第13章 戦友
「アルル、あいつは俺達に任せろ!お前は引き続き周囲を警戒!!巨人が現れたらすぐに信煙弾で知らせろ!!!」
「は、はいっ!」
ロキ班長に言われるがまま、周囲に目を凝らす。
こんな震えが止まらない私には、それしか出来ない。
とてもじゃないけれど、活躍するなんてこと、できそうになかった。私は食い入るように、彼らの戦いを見守った。
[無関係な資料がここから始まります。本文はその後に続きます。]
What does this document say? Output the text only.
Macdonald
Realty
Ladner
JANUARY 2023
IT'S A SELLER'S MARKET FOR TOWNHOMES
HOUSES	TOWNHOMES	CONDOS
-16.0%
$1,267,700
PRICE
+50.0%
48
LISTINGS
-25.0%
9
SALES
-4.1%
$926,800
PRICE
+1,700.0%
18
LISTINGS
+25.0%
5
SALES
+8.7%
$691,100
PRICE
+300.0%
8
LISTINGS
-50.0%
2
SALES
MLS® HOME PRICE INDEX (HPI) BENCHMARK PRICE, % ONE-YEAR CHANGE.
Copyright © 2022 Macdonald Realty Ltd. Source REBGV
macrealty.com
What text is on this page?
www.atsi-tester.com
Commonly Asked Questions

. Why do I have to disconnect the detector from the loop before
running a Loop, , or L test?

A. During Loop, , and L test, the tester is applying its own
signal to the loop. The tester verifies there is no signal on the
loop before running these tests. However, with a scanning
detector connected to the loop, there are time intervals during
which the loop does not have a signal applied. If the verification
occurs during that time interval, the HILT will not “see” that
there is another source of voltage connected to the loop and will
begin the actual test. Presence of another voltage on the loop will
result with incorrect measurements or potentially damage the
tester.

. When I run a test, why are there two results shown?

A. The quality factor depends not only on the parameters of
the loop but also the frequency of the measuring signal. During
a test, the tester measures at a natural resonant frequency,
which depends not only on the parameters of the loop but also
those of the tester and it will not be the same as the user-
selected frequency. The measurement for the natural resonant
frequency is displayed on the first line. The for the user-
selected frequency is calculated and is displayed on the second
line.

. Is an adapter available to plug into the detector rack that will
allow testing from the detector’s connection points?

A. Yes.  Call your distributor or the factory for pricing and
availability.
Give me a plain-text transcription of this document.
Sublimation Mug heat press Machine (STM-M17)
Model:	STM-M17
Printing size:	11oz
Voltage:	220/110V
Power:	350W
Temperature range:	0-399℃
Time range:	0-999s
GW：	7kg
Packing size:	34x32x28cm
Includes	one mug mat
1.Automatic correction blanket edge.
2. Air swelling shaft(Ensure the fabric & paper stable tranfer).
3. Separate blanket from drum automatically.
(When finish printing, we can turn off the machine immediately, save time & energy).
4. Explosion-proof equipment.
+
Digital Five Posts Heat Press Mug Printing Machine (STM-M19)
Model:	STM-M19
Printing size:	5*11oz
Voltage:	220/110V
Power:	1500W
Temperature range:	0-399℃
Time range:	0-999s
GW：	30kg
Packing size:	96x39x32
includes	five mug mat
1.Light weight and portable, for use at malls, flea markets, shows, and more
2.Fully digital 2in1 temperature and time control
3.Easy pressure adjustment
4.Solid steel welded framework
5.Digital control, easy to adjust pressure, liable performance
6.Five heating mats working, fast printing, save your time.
ロキ班長とオリバーさん、ニナさんが巨人の足元で注意を引く。その隙に、高く飛び上がったエルドさんが巨人の項を狙う。
それは、一瞬だった。
巨人は大きな音と共にその場に倒れ込み、不思議なほどに一瞬でその姿は蒸気となって消え去っていった。
「やった!!!!」
すごい。私も、あんな風に巨人を倒せるだろうか。
彼らと一緒なら、怖くない気がしてきた。
と、その時。
彼らのその先に、更に2体の巨人がこちらに向かって歩いてくるのが見えた。
「――――――――――っっ!!ロキ班長!!!うしろっ………!」
彼らは今馬にも乗っていない。
周りには、立体機動を生かせるような木々もない。
平地で隠れる場所もない。
このままでは、いくら彼らでも不利だ……!
「くっそ……このタイミングかよ……っ!!!!」
ロキ班長に、焦りの色が見える。
私は信煙弾を撃つよりも先に、3人の馬を引き連れ、2体の巨人の前に駆けだしていた。